Cost: Exchange is expensive. Typically, you need a license for the
Exchange server, a license for the Windows Server, a client license
for Exchange, a client license for Windows Server, a license for
anti-virus on Exchange, a client license for AV, a backup software
license, and goodness knows what else if you have more third-party
software. It also tends to eat computrons (RAM, CPU, disk) faster
then Cyrus.
That being said, if the IT department already pays for all of that,
the cost issues evaporate. That sounds like what Mr. VP is saying:
Why are we paying for email when we could get it "for free"? If it's
IT's problem, then it doesn't matter *what* they're running on the
server.
Security: I've never seen a properly administered Exchange server
get "owned" or anything like that. The security issues are all on the
client side.
Exception: OWA (Outlook Web Access) is a big exposure, because
you've got to open an inside-all-the-firewalls Exchange server running
IIS to the public Internet. Even if you use a dedicated front-end OWA
box, you still need all the Microsoft RPC open to the back-end box.
Ack. If you *must* run OWA, I suggest putting some kind of
intermediate guardian box between it and the Internet. But again,
this is IT's problem.
Backup/restore: Expensive and cumbersome. You have to backup and
restore the entire Information Store (Exchange database) as a whole.

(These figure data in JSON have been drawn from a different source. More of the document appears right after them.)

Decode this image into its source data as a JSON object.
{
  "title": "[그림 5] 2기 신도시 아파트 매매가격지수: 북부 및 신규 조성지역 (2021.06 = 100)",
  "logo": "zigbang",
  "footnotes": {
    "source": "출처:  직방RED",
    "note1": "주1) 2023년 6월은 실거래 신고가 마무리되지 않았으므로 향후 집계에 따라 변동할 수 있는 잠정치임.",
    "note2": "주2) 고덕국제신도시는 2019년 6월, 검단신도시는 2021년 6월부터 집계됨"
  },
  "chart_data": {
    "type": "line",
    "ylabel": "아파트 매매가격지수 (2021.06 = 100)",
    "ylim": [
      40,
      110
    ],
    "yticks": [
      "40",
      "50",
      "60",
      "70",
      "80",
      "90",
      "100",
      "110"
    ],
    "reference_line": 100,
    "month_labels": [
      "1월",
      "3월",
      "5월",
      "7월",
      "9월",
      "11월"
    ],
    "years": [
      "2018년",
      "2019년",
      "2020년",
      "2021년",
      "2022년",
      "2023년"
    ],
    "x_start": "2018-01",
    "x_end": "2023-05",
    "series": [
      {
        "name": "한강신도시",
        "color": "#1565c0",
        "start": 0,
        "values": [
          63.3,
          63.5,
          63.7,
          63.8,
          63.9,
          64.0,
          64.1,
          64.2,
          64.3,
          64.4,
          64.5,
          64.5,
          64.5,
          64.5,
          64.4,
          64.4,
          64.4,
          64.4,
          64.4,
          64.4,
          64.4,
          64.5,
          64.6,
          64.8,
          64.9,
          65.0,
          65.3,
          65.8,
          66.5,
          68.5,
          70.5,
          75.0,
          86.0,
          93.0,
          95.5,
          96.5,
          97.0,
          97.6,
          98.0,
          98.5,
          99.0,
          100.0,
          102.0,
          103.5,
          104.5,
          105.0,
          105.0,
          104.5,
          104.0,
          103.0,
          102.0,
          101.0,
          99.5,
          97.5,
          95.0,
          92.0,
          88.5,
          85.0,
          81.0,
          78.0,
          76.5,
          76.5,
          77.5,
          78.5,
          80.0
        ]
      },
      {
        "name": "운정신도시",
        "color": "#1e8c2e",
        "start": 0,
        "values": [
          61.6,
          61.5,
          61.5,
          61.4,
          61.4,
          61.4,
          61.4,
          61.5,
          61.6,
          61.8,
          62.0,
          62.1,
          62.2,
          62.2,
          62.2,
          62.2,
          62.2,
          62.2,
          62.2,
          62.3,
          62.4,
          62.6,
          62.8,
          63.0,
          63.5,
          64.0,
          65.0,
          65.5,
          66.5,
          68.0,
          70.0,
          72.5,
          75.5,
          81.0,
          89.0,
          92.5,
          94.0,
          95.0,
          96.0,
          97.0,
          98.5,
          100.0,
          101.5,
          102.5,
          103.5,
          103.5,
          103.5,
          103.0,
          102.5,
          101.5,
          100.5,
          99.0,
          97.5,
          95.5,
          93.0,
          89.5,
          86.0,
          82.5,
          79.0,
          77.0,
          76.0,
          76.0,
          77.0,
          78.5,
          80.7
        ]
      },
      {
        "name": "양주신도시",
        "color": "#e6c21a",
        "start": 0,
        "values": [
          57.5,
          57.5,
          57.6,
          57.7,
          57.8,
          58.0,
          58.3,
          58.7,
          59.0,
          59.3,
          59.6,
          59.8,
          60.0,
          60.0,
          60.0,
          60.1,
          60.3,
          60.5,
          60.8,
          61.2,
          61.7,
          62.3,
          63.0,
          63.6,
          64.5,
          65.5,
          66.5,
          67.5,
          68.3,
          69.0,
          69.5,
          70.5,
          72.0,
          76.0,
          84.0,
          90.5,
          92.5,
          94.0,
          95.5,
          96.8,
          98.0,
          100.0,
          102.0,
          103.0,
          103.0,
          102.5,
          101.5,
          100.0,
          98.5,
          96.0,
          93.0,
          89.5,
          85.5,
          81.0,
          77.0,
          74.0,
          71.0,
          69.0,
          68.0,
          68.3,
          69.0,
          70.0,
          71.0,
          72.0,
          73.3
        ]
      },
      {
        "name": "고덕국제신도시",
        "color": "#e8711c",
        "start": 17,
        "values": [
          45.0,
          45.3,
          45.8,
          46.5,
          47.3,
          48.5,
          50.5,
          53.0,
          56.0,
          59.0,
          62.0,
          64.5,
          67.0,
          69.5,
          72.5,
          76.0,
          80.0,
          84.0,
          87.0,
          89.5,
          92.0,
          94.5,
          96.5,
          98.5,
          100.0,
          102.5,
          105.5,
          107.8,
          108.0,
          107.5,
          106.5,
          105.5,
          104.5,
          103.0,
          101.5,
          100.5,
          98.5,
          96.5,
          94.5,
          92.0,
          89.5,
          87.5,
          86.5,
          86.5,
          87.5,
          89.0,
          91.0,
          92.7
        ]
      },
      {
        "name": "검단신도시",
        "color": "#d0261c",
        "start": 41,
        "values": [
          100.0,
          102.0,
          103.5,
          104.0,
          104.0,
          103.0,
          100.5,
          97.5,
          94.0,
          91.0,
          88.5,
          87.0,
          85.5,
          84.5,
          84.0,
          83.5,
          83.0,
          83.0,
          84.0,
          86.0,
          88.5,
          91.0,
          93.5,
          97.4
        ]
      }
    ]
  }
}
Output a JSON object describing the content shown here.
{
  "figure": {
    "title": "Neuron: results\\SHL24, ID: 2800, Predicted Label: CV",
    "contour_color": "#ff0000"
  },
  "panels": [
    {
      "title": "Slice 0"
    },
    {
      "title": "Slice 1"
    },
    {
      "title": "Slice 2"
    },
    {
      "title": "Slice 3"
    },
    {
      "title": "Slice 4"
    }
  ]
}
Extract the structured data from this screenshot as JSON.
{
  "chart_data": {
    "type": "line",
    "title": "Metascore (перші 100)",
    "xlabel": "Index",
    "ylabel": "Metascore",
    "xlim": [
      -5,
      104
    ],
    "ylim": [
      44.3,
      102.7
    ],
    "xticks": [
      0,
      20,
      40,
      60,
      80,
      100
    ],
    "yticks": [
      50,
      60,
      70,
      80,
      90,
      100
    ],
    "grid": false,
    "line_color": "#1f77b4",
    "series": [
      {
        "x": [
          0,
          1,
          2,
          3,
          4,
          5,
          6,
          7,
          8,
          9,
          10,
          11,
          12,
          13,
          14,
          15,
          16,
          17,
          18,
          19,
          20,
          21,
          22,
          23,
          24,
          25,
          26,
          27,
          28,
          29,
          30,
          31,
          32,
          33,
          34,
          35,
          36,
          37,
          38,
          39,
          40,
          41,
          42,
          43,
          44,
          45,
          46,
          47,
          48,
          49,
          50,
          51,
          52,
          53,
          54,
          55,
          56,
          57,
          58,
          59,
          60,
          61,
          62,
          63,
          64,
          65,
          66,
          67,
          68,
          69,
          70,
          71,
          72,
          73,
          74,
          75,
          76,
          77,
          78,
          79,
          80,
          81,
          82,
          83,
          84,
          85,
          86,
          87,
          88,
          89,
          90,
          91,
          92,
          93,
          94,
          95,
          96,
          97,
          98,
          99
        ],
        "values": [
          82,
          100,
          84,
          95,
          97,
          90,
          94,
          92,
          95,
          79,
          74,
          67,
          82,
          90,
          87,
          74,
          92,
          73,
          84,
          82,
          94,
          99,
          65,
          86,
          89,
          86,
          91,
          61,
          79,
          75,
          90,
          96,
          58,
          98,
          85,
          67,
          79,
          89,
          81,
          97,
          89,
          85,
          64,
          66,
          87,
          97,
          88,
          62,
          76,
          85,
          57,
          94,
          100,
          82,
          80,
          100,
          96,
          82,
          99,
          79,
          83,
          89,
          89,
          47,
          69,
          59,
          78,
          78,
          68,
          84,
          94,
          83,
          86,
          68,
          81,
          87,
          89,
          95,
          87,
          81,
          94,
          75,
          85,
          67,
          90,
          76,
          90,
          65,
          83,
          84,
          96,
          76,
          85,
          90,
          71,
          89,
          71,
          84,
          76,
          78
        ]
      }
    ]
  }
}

You can't properly backup or restore a single mailbox. To restore a
single mailbox, you have to restore onto an alternate server.
Deleted item retention can help this a lot, but it's not the same.
But again, that's IT's problem.
The point that Dan Jenkins raises WRT storage demands is a good one.
Exchange storage tends to "cost more" then Unix mail storage. This
is especially true if you're on Exchange Standard, which has a 16 GB
limit (or 75 GB for Exch 2003 Std). If you hit that, you have to drop
significant cash on a license upgrade.
That being said, one thing Exchange does bring to the table is SIS
(Single Instance Storage). If one luser mails a 50 MB PowerPoint file
to everybody in the company, Exchange only stores one copy of the
file. Depending on your usage patterns, that may make a big
difference, or none at all.
The best advice I can give to Paul is to have somebody (maybe the
most picky/demanding user) give IMAP-on-Exchange a go on a trial
basis. If it works for him/her, and nobody in IT complains about
their usage, then Mr. VP is prolly right in saying "Make it not our
problem". OTOH, this may uncover some aspect of your specific
environment that makes Exchange a bad choice.